Traceback (most recent call last):
File “d:\VsCode Project\nlp-tutorial-master\5-2.BERT\BERT-Torch.py”, line 229, in
logits_lm, logits_clsf = model(input_ids.to(device), segment_ids.to(device), masked_pos.to(device))
File “C:\Users\Administrator\AppData\Local\Programs\Python\Python37\lib\site-packages\torch\nn\modules\module.py”, line 550, in call
result = self.forward(*input, **kwargs)
File “d:\VsCode Project\nlp-tutorial-master\5-2.BERT\BERT-Torch.py”, line 202, in forward
output, enc_self_attn = layer(output.to(device), enc_self_attn_mask.to(device))
File “C:\Users\Administrator\AppData\Local\Programs\Python\Python37\lib\site-packages\torch\nn\modules\module.py”, line 550, in call
result = self.forward(*input, **kwargs)
File “d:\VsCode Project\nlp-tutorial-master\5-2.BERT\BERT-Torch.py”, line 177, in forward
enc_outputs = self.pos_ffn(enc_outputs) # enc_outputs: [batch_size x len_q x d_model]

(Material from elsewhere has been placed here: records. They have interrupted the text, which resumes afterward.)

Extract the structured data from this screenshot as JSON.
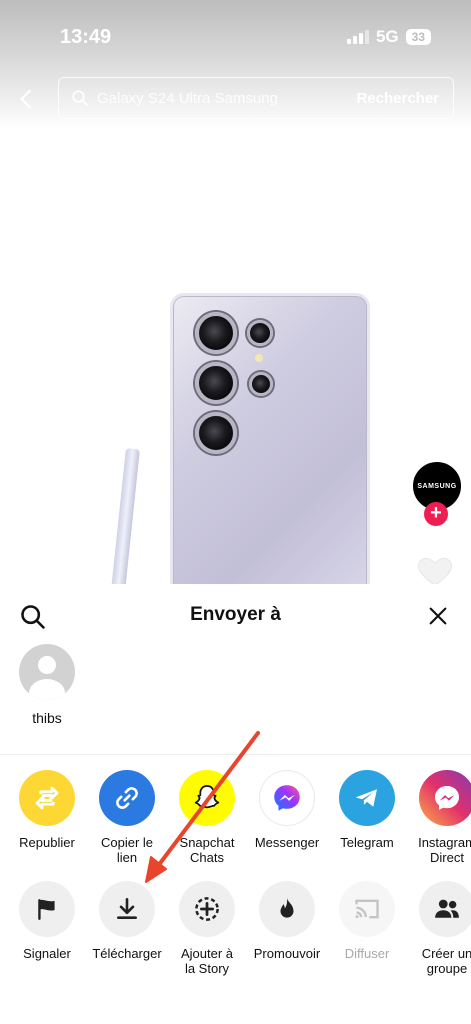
{
  "status_bar": {
    "time": "13:49",
    "network": "5G",
    "battery": "33"
  },
  "top_bar": {
    "search_placeholder": "Galaxy S24 Ultra Samsung",
    "search_action": "Rechercher"
  },
  "video": {
    "brand_avatar_text": "SAMSUNG"
  },
  "share_sheet": {
    "title": "Envoyer à",
    "contacts": [
      {
        "name": "thibs"
      }
    ],
    "share_apps": [
      {
        "label": "Republier",
        "icon": "repost-icon",
        "color": "#fdd835"
      },
      {
        "label": "Copier le lien",
        "icon": "link-icon",
        "color": "#2a7ae2"
      },
      {
        "label": "Snapchat Chats",
        "icon": "snapchat-icon",
        "color": "#fffc00"
      },
      {
        "label": "Messenger",
        "icon": "messenger-icon",
        "color": "#ffffff"
      },
      {
        "label": "Telegram",
        "icon": "telegram-icon",
        "color": "#2aa3e0"
      },
      {
        "label": "Instagram Direct",
        "icon": "instagram-icon",
        "color": "#d62976"
      }
    ],
    "actions": [
      {
        "label": "Signaler",
        "icon": "flag-icon"
      },
      {
        "label": "Télécharger",
        "icon": "download-icon"
      },
      {
        "label": "Ajouter à la Story",
        "icon": "add-story-icon"
      },
      {
        "label": "Promouvoir",
        "icon": "flame-icon"
      },
      {
        "label": "Diffuser",
        "icon": "cast-icon",
        "disabled": true
      },
      {
        "label": "Créer un groupe",
        "icon": "group-icon"
      }
    ]
  },
  "annotation": {
    "arrow_color": "#e8452c"
  }
}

File “C:\Users\Administrator\AppData\Local\Programs\Python\Python37\lib\site-packages\torch\nn\modules\module.py”, line 550, in call
result = self.forward(*input, **kwargs)
File “d:\VsCode Project\nlp-tutorial-master\5-2.BERT\BERT-Torch.py”, line 166, in forward
return self.fc2(gelu(self.fc1(x)))
File “d:\VsCode Project\nlp-tutorial-master\5-2.BERT\BERT-Torch.py”, line 102, in gelu
return x * 0.5 * (1.0 + torch.erf(x / math.sqrt(2.0)))
RuntimeError: CUDA error: an illegal memory access was encountered
Is your code running fine on the CPU?
This would probably give you a better error message than the illegal memory access.

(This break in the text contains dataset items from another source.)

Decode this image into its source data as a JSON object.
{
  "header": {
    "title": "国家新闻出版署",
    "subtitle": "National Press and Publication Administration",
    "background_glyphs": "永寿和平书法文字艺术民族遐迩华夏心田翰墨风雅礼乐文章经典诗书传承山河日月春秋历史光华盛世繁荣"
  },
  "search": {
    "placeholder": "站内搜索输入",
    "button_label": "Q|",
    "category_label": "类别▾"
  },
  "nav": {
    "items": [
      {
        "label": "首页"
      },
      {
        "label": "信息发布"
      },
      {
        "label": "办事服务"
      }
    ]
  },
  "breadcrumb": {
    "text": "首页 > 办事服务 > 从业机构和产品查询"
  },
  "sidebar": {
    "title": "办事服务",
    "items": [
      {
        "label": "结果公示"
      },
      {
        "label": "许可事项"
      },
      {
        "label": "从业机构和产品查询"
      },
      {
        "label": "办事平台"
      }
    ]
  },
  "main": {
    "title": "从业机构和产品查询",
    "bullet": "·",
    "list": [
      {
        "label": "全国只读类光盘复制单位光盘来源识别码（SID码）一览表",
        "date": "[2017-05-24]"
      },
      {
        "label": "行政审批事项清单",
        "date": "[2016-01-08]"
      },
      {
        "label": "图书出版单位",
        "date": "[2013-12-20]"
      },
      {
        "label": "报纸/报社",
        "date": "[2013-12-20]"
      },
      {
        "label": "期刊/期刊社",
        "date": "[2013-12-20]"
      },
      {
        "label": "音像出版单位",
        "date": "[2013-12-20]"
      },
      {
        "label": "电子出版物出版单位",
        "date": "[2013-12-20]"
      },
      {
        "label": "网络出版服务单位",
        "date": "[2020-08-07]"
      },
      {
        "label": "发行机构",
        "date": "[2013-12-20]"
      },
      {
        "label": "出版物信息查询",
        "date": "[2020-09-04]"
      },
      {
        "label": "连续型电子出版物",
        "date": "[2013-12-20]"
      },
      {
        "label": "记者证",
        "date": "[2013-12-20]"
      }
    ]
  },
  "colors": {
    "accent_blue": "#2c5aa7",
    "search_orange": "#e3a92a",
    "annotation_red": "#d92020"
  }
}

Also, if you are using PyTorch 1.5.0
, I would strongly recommend to update to 1.5.1
, as 1.5.0
has a bug, where internal CUDA assert statements are skipped and will not raise a proper error but will run into other potentially issues (such as an illegal memory access).
If the code is running fine on the CPU and you are already using 1.5.1
, rerun the code with
CUDA_LAUNCH_BLOCKING=1 python script.py args
and post the stack trace here, please.
I also ran into this issue. And found the solution here,
Apparently the latest cudnn v8 has it fixed.